Le 24 avril 2023, M. [S] [J], salarié de l'association [5] depuis le 5 décembre 2022, a complété une déclaration de maladie professionnelle pour une épicondylite du coude droit, pathologie prise en charge par la caisse primaire au titre du tableau n°57 des maladies professionnelles.

Par courrier du 31 août 2023, l'association [5] a demandé à la caisse régionale d'assurance maladie d'Île-de-France (la CRAMIF ou la caisse) qu'elle inscrive le coût de la maladie de M. [J] au compte spécial, demande qui a été rejetée par décision du 20 octobre 2023.

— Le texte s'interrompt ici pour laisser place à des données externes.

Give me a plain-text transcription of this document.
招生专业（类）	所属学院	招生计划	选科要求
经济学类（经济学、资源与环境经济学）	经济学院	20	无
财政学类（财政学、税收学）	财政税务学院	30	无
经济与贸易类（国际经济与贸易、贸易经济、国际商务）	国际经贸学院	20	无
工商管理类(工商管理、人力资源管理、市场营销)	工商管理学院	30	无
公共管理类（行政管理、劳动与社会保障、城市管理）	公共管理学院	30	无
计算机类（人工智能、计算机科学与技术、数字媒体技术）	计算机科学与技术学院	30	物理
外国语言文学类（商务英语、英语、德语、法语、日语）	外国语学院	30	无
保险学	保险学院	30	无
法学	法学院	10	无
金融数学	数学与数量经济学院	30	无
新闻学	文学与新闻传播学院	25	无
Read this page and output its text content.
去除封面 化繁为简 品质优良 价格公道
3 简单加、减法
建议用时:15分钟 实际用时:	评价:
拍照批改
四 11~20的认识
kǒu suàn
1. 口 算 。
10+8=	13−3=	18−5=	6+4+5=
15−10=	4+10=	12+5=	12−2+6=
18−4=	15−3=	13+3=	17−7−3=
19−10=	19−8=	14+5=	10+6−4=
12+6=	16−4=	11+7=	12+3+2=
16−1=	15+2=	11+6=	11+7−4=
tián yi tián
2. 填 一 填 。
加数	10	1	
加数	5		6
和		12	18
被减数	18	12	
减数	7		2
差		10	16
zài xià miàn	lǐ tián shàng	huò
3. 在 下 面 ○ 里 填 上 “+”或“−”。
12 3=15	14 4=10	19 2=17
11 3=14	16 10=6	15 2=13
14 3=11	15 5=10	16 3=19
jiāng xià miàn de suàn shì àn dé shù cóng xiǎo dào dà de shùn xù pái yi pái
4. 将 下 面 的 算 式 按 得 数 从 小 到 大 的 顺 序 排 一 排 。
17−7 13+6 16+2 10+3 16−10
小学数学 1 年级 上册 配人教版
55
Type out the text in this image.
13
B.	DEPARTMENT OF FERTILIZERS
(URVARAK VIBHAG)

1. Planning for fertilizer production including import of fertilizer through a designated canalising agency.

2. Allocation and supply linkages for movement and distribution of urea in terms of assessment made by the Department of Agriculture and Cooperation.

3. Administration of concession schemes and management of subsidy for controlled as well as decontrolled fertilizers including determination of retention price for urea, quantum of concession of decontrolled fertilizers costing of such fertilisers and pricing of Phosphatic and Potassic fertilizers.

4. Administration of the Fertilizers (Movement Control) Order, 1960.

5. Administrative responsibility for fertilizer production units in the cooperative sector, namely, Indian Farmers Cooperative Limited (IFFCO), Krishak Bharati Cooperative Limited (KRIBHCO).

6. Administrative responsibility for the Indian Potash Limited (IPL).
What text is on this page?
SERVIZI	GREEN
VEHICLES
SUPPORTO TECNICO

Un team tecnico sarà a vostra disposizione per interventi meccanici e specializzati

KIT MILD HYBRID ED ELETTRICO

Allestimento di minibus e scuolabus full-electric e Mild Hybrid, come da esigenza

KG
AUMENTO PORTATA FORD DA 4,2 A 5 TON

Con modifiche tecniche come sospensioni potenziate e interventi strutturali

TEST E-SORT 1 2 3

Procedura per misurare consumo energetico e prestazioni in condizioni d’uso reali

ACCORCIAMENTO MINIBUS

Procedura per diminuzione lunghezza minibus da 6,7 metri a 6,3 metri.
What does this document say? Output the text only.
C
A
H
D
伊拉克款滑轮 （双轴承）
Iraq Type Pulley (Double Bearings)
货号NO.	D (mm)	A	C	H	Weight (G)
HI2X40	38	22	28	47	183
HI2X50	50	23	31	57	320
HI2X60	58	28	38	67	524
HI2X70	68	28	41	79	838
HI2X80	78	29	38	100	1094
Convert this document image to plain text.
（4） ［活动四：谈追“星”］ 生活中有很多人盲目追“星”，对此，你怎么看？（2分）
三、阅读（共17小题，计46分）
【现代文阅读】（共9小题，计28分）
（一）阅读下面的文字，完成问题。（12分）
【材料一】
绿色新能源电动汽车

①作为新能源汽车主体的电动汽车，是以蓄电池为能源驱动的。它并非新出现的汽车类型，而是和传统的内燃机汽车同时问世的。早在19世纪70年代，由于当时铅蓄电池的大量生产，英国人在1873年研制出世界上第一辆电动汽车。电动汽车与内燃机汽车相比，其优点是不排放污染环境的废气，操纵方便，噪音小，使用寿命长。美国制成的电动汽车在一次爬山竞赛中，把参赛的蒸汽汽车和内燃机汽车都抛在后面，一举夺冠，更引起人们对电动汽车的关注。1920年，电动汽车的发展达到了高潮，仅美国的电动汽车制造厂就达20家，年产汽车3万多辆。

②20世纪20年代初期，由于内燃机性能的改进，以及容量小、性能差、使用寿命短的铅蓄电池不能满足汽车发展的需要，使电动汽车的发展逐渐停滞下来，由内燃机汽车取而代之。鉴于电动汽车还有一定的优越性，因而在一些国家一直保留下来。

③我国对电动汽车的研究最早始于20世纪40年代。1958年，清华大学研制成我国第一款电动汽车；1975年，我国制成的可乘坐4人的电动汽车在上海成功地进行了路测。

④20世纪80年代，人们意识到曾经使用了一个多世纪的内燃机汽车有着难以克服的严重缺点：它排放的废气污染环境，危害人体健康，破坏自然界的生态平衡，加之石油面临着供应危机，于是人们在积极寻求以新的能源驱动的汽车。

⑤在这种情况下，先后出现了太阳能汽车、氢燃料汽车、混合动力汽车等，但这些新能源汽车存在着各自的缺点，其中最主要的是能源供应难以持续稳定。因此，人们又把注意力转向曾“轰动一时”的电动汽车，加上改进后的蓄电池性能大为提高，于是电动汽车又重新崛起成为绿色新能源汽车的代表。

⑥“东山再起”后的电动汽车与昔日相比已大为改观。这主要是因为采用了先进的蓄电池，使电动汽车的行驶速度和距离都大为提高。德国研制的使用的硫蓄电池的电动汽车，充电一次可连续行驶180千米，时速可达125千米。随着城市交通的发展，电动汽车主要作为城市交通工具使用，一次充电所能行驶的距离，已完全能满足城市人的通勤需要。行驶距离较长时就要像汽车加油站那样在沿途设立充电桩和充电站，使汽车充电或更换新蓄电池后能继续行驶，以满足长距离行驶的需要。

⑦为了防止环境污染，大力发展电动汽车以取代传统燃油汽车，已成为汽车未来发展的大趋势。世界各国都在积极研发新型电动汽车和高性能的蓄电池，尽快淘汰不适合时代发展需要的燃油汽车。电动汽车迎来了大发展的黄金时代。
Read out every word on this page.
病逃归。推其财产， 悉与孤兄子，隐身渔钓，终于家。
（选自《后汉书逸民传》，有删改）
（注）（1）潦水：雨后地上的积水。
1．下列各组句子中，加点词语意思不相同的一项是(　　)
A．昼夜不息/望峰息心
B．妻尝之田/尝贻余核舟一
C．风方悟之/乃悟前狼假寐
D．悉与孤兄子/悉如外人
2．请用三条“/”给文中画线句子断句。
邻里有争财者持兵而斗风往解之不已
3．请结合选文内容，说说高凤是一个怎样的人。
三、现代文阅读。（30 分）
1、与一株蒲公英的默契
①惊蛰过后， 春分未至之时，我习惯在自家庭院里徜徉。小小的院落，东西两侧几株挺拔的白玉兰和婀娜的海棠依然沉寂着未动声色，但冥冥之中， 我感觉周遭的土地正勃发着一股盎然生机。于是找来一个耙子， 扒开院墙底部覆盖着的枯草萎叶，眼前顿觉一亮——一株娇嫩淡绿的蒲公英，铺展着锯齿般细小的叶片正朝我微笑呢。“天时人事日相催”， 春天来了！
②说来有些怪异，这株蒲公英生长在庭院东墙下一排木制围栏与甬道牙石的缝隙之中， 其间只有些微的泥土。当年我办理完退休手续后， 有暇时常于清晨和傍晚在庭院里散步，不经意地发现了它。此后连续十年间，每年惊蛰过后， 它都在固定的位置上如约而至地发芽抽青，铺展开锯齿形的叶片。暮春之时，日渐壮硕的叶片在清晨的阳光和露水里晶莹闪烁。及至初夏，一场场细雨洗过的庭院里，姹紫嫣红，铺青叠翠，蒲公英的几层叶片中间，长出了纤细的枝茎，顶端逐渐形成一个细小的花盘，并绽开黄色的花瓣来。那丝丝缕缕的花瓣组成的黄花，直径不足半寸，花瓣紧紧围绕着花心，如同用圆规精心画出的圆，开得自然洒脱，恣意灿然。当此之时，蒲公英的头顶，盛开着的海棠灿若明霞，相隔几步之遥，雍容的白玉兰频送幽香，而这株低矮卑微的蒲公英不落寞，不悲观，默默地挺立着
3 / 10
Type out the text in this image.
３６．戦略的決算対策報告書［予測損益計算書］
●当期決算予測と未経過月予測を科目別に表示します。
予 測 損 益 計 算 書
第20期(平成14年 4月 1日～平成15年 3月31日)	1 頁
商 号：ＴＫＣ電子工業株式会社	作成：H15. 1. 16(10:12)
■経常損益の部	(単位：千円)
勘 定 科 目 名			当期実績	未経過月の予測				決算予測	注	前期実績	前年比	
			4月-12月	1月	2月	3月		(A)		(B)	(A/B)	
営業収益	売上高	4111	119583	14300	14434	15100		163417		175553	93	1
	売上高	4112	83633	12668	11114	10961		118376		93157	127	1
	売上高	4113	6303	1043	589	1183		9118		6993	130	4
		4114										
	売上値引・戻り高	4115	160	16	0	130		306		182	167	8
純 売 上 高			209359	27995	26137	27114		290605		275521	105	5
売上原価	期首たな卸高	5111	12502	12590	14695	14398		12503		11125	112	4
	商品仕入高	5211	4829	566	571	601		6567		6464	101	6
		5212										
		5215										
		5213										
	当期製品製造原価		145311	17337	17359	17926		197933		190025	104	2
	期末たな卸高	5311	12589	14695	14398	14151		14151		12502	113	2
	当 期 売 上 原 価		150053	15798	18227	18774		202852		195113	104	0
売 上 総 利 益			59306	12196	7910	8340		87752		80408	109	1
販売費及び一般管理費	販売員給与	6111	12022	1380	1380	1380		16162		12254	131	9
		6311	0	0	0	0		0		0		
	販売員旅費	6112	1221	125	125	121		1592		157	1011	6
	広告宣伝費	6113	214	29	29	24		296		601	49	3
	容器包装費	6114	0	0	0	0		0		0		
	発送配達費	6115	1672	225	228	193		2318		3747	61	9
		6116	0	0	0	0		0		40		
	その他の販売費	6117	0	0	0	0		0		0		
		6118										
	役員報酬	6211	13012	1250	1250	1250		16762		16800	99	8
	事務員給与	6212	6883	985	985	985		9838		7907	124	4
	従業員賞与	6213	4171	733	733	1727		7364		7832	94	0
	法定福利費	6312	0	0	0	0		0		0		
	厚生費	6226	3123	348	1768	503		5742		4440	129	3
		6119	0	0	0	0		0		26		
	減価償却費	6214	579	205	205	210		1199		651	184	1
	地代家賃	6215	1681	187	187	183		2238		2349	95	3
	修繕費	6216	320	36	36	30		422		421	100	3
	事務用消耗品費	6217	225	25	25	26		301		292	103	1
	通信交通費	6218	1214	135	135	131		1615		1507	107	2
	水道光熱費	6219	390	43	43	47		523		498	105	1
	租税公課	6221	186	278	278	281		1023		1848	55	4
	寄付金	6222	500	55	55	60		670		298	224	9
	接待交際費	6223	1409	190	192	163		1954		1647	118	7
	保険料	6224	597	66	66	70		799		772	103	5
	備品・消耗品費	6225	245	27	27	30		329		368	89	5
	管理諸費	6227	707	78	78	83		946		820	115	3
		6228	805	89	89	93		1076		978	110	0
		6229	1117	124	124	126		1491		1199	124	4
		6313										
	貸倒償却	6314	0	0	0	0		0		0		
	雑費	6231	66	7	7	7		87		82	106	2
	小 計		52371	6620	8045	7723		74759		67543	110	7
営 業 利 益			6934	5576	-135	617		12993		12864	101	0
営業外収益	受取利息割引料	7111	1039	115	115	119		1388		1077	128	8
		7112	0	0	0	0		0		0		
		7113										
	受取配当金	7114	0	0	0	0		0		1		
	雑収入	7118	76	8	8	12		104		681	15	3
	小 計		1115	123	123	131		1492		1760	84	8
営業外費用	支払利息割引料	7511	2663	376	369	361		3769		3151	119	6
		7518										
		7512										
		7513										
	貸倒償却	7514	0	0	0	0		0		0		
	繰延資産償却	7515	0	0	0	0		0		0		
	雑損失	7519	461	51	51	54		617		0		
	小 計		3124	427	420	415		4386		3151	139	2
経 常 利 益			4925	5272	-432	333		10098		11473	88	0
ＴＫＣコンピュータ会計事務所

Par acte de commissaire de justice délivré le 12 décembre 2023 et visé par le greffe le 12 janvier 2024, l'association [5], contestant la décision de rejet de la CRAMIF, a fait assigner cette dernière devant la cour d'appel d'Amiens à l'audience du 5 avril 2024.

Par conclusions responsives communiquées au greffe le 28 mars 2024, soutenues oralement à l'audience, l'association [5] demande à la cour de :

- infirmer la décision de la CRAMIF,

- constater que la CRAMIF ne rapporte pas la preuve de l'exposition au risque ayant déclenché la maladie déclarée par M. [J],

- ordonner en conséquence à la CRAMIF de retirer le coût de la maladie de son compte employeur,

- subsidiairement, constater qu'elle rapporte la preuve de ce qu'il est impossible de déterminer dans quelle société M. [J] a contracté sa maladie,

- juger qu'il y a lieu d'inscrire au compte spécial les coûts afférents à la maladie professionnelle de M. [J],

- condamner la CRAMIF aux dépens.

Par conclusions communiquées au greffe le 18 mars 2024, soutenues oralement à l'audience, la CRAMIF demande à la cour de :

- constater qu'à compter du 5 décembre 2022, M. [J] a exercé une activité d'agent de magasinage pour le compte de l'association [5],

- constater que dans le cadre de l'instruction par la CPAM, l'association [5] a expressément reconnu l'exposition du salarié au risque de sa maladie au sein de son établissement,

- juger que M. [J] a été exposé au risque au sein de l'établissement de l'association [5],

- constater que l'association [5] n'apporte pas la preuve de l'exposition de M. [J] au risque de sa maladie professionnelle au sein de plusieurs établissements d'entreprises différentes,

- juger que les conditions d'application de l'article 2, paragraphe 4, de l'arrêté du 16 octobre 1995 ne sont pas remplies,

- juger que c'est à bon droit qu'elle a imputé les conséquences financières de la maladie professionnelle de M. [J] sur le compte employeur de l'association [5],

- rejeter le recours et les demandes de l'association [5].

Conformément à l'article 455 du code de procédure civile, il est renvoyé aux écritures des parties s'agissant de la présentation plus complète de leurs demandes et des moyens qui les fondent.

MOTIFS

Sur la demande de retrait de la maladie professionnelle

L'association considère que la CRAMIF ne prouve pas que M. [J] a été exposé au risque de sa pathologie, visée par le tableau n°57 des maladies professionnelles, en son sein.

La CRAMIF réplique que lors de l'instruction de la CPAM, Mme [R] [V], assistante de direction au sein de l'association [5], a déclaré à l'agent enquêteur que le salarié portait des cartons plus ou moins répétitivement selon les jours. Ainsi, la CRAMIF estime que l'association a expressément reconnu l'exposition au risque du salarié.